We can meet in the middle perhaps: the middle would be a formal yet plain and clear style,  one without any particular flair or elegance but that didn't call attention to itself. 


Leslie B. said...

I've decided the worst habit is the fetichization of the thesis statement. Every case of writer's block I've had has had to do with having rushed to thesis statement and then realizing it's not a good one, but trying to still write to it due to having a deadline.

My student is now trying to do that. His original thesis was: García Márquez must have been under the influence of liberation theology avant la lettre because his work from the 50s indicates he is willing to take Christian principles seriously but critical of the Church. I said it wouldn't take LT to have those attitudes, it was a weak thesis.
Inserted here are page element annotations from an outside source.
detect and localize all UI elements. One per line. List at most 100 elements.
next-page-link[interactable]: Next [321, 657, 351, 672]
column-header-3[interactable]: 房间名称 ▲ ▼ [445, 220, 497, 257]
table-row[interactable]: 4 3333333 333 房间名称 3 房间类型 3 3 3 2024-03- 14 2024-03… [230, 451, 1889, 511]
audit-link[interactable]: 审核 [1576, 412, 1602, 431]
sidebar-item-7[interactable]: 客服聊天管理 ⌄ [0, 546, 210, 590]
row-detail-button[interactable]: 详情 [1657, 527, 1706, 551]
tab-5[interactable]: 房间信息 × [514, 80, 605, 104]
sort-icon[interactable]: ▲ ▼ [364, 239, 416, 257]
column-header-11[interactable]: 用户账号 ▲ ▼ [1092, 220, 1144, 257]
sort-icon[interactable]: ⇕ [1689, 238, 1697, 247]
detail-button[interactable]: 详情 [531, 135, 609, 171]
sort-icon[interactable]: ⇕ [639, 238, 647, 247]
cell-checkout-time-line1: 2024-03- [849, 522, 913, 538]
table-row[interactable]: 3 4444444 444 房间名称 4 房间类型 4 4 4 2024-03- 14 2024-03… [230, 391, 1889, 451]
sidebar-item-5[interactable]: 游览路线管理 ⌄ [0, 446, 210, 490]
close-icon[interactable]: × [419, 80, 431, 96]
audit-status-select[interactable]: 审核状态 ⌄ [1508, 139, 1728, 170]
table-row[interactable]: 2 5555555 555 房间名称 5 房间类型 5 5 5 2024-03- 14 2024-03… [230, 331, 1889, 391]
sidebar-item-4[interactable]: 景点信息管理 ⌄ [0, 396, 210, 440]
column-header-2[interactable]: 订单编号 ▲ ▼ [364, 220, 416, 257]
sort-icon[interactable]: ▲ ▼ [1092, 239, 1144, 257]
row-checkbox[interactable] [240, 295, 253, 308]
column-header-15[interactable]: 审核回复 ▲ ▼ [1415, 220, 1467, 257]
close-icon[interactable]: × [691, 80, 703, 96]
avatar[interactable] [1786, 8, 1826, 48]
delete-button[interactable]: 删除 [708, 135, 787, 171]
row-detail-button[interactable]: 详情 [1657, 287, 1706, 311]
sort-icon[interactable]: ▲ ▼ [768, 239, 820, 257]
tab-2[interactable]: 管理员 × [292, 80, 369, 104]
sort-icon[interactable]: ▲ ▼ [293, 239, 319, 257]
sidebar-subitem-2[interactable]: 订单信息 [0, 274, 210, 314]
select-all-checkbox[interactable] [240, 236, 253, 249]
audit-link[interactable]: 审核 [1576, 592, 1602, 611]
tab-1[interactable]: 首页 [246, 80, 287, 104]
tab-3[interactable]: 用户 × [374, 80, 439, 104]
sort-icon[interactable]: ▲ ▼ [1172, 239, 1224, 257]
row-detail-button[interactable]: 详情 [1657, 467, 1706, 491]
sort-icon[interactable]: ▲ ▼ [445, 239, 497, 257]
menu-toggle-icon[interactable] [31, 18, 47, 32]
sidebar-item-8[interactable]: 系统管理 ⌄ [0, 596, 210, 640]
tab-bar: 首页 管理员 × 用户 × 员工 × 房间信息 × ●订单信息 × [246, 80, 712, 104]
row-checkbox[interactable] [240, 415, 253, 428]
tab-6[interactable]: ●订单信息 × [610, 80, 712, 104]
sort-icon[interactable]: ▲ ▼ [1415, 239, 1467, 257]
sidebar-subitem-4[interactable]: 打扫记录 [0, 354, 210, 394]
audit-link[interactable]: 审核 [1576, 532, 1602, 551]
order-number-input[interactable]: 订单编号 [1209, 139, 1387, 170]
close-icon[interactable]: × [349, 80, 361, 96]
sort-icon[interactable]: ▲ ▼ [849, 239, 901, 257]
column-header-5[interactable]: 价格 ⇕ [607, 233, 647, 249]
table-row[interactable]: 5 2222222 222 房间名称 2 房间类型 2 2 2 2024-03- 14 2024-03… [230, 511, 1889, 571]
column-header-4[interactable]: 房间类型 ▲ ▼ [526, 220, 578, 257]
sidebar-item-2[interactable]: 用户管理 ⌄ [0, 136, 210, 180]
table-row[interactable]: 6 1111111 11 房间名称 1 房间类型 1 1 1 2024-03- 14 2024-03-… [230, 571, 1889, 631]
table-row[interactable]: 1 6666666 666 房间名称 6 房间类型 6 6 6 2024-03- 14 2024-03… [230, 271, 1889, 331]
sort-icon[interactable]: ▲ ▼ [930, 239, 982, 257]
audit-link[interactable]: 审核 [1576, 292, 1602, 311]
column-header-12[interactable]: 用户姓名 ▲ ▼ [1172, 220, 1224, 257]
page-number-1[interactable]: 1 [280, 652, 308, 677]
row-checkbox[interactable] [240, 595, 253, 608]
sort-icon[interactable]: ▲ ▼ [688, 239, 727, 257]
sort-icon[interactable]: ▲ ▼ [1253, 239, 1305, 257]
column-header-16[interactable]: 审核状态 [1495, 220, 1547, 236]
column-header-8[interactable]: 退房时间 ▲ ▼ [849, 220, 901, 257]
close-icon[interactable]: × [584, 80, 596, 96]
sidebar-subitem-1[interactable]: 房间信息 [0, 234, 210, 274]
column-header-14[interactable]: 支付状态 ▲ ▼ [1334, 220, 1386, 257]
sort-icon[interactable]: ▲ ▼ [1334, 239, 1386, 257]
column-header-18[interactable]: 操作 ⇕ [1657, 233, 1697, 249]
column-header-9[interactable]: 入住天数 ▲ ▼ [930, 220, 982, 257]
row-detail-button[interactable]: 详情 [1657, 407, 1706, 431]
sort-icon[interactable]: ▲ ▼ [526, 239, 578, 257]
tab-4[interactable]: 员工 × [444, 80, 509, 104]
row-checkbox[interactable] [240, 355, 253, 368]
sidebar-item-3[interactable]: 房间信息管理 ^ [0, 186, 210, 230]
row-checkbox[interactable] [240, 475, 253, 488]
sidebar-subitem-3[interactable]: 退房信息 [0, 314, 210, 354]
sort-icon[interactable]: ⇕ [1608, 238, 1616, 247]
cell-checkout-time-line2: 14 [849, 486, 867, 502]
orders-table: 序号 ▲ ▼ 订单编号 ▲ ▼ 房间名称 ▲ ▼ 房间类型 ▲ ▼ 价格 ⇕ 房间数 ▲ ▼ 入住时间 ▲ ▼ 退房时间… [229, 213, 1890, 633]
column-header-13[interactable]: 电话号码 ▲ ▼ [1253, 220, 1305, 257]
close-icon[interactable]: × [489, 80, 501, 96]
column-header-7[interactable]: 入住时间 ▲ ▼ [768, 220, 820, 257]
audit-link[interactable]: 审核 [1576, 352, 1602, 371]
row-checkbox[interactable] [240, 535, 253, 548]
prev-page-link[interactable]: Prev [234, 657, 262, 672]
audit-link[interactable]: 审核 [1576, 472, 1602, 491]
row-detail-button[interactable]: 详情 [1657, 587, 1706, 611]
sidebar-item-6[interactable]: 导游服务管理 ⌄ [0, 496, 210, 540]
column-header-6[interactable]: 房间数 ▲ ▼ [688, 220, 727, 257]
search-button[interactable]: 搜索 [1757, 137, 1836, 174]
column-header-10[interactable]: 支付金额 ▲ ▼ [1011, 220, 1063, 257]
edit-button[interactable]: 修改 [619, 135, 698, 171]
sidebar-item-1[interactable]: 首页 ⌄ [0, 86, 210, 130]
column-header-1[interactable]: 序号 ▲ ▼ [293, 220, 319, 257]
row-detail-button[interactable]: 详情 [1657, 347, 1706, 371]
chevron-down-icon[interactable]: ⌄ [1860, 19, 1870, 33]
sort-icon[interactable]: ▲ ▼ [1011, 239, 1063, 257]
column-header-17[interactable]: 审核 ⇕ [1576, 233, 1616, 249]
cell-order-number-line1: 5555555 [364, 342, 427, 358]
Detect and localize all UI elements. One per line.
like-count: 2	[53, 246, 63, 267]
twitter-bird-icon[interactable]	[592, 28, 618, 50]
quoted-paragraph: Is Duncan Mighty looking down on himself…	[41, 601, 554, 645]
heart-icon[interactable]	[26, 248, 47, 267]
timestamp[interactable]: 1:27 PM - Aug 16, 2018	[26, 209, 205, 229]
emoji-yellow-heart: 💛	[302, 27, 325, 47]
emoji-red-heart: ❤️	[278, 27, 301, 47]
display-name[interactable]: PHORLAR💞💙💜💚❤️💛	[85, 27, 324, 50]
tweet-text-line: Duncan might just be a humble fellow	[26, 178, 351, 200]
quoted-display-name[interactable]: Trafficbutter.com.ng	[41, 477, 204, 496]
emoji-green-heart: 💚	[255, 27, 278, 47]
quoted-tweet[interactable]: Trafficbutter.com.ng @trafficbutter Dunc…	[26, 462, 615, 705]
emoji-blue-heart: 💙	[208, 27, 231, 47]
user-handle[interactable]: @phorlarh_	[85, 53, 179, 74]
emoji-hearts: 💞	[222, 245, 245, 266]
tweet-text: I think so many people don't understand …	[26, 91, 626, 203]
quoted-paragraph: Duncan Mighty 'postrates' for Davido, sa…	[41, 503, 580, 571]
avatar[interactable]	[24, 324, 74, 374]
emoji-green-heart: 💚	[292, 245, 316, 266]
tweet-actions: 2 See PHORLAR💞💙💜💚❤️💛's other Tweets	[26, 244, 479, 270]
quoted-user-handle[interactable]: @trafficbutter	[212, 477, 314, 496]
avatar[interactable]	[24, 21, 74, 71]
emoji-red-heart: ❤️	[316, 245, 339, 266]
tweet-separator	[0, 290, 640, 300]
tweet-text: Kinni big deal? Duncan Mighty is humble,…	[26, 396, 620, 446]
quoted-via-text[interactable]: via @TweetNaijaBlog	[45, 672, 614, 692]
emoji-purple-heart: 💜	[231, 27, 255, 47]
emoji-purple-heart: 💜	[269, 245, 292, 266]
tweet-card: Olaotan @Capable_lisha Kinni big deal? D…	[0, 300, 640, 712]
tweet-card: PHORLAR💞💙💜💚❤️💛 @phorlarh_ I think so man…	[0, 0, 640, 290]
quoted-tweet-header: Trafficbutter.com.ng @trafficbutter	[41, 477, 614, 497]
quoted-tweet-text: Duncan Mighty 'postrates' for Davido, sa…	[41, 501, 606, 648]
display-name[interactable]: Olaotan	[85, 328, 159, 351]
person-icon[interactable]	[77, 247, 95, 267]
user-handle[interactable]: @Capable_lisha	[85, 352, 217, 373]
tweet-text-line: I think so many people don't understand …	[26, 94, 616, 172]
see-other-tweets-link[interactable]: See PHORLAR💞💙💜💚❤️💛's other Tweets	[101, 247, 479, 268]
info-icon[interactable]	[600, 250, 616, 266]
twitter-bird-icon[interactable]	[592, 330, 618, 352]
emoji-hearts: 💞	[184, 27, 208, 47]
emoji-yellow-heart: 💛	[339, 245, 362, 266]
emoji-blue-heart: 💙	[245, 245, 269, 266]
Now he's looking for another one. He keeps insisting on coming up with a thesis before doing the research. I keep trying to get him to decide what he's interested in, or to choose an area of focus: is it theology he is interested in? base communities? literature? politics? yet he can't decide, but instead keeps coming up with outlandish theses not based in knowledge of subjects. I am blaming his AP English teacher, and wish he had not gone to such a "good" high school.

Jonathan said...

You'd like my colleague Araceli. She says the same thing. In my intro to lit class I've given up on the thesis sentence. They invariably say that the poet uses rhyme and personification to create a great poetic message. My grad students can't come up with a thesis so expecting it a lower level...

Thomas Basbøll said...

This frustration with thesis statements intrigues me. I used to have a similar aversion to the role of the "research question", but my complaint was about the way it continued to dominate the writing process long after it had been answered. You seem to have the opposite problem. The thesis statement dominates the research process!

I'm going to have to think some more about this. I do tell students to come up with a thesis statement before they write -- but also a line of argument to support it. That is, they should do the research before they arrive at a thesis. Once they do, I have some ideas about how to complete the sentence "This paper/thesis shows that ..." Maybe it's all about how that sentence is completed?

Jonathan said...

It's more that the thesis statement is premature. You set out to prove something and don't notice when your additional research and thinking undermine your central idea, so you try to force it.